Acreditei que eu e mais uma turminha de sonhadores poderíamos consertar o mundo. Até que já bem crescidinho resolvi dedicar-me ao magistério, casar, ter filhos; ou seja, me tornar um respeitável cidadão. Pelo menos tentei... Depois de tudo isso, eis-me aqui me sentindo um bilhete corrido. Explico.

Dias atrás visitando filha na capital paulista, fui presentado por ela e o genro com um passeio retrô; ou seja, fui dar com eles um rolê pelas bandas que fizeram parte de meu passado. Fomos à Avenida Paulista, altura do número 900 e imediações, onde, na segunda metade da década de 1970 e na primeira parte da década seguinte, andei gravitando por exigência de trabalho.

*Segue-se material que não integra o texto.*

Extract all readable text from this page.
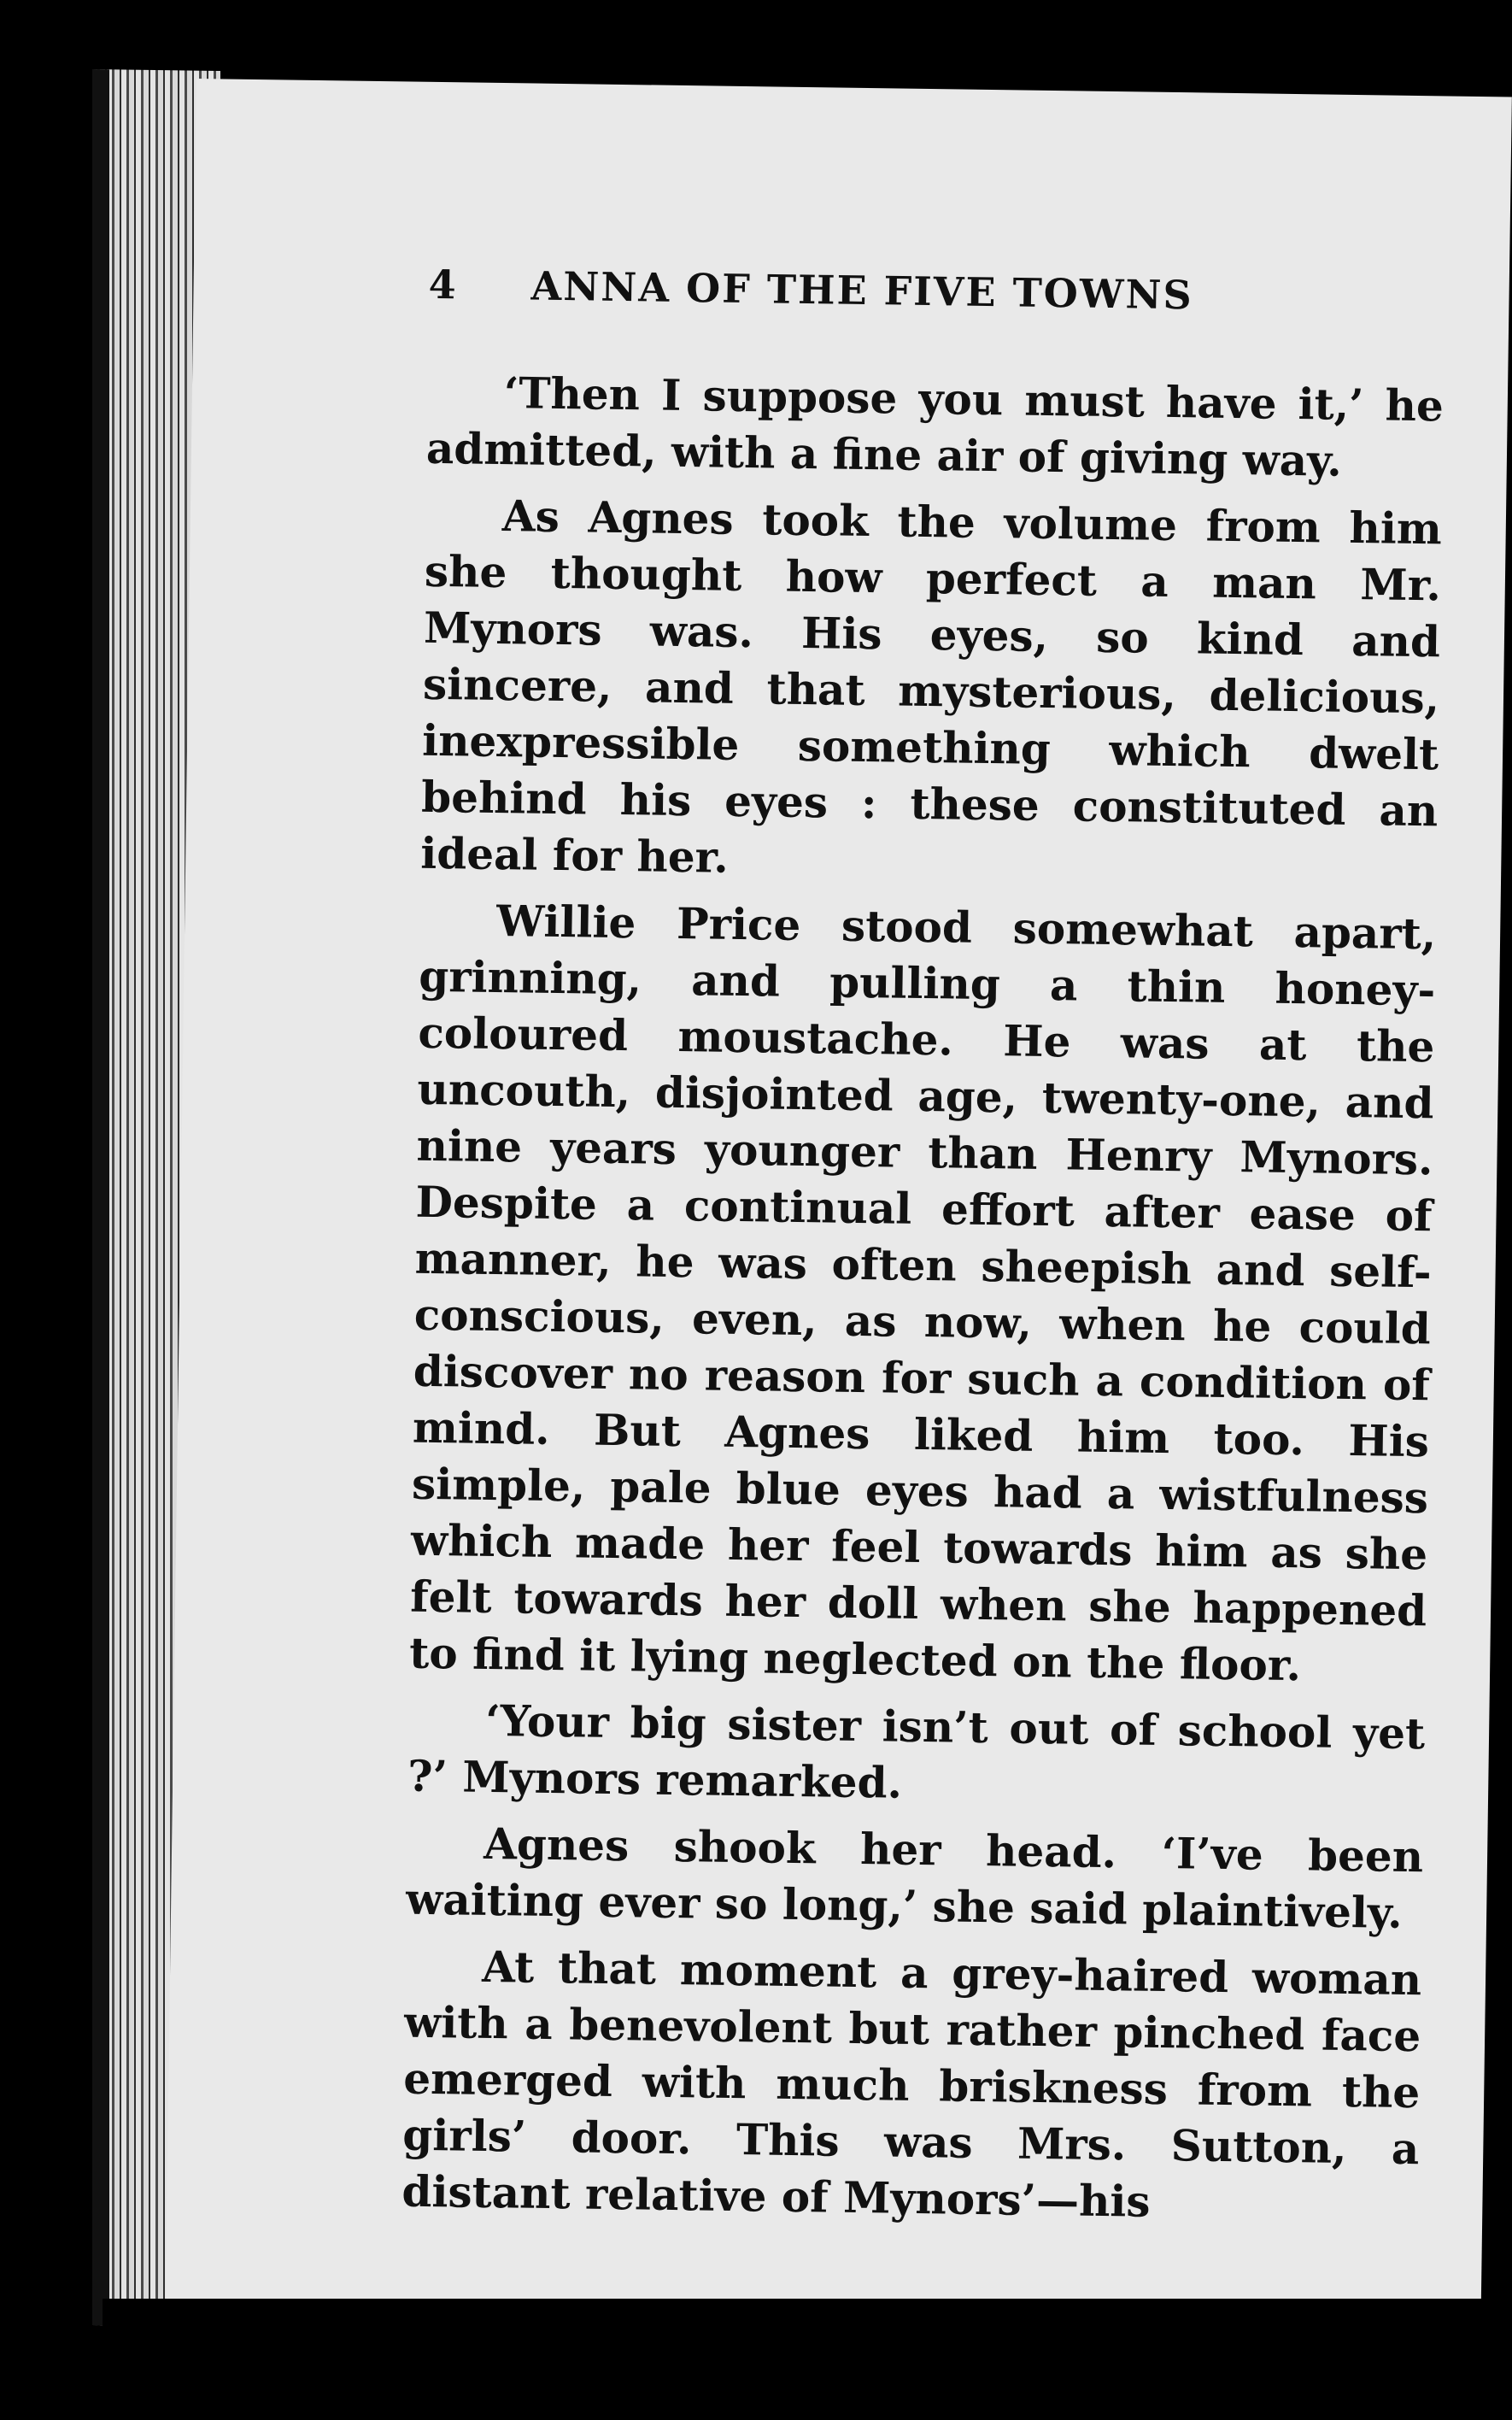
4	ANNA OF THE FIVE TOWNS

‘Then I suppose you must have it,’ he admitted, with a fine air of giving way.

As Agnes took the volume from him she thought how perfect a man Mr. Mynors was. His eyes, so kind and sincere, and that mysterious, delicious, inexpressible something which dwelt behind his eyes : these constituted an ideal for her.

Willie Price stood somewhat apart, grinning, and pulling a thin honey-coloured moustache. He was at the uncouth, disjointed age, twenty-one, and nine years younger than Henry Mynors. Despite a continual effort after ease of manner, he was often sheepish and self-conscious, even, as now, when he could discover no reason for such a condition of mind. But Agnes liked him too. His simple, pale blue eyes had a wistfulness which made her feel towards him as she felt towards her doll when she happened to find it lying neglected on the floor.

‘Your big sister isn’t out of school yet ?’ Mynors remarked.

Agnes shook her head. ‘I’ve been waiting ever so long,’ she said plaintively.

At that moment a grey-haired woman with a benevolent but rather pinched face emerged with much briskness from the girls’ door. This was Mrs. Sutton, a distant relative of Mynors’—his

Só que, quando finda as obrigações daqueles trampos pesados de doze ou quinze aulas diárias, tive o privilégio de molhar a palavra nos escritórios da Alameda Eugênio de Lima (embaixo do prédio da Jovem Pan) com gente da melhor qualidade. Ah, que falta me fazem esses amigos, esses “doces bárbaros”. Fernando Teixeira (o FT), Portela, Montoni, Aldair, Lourenço, Cibele, Osmar... A turma era bem maior e, para a maioria, a certidão de nascimento perdeu a validade. Foram para outras dimensões, deitar aquelas conversas que eu tanto apreciava.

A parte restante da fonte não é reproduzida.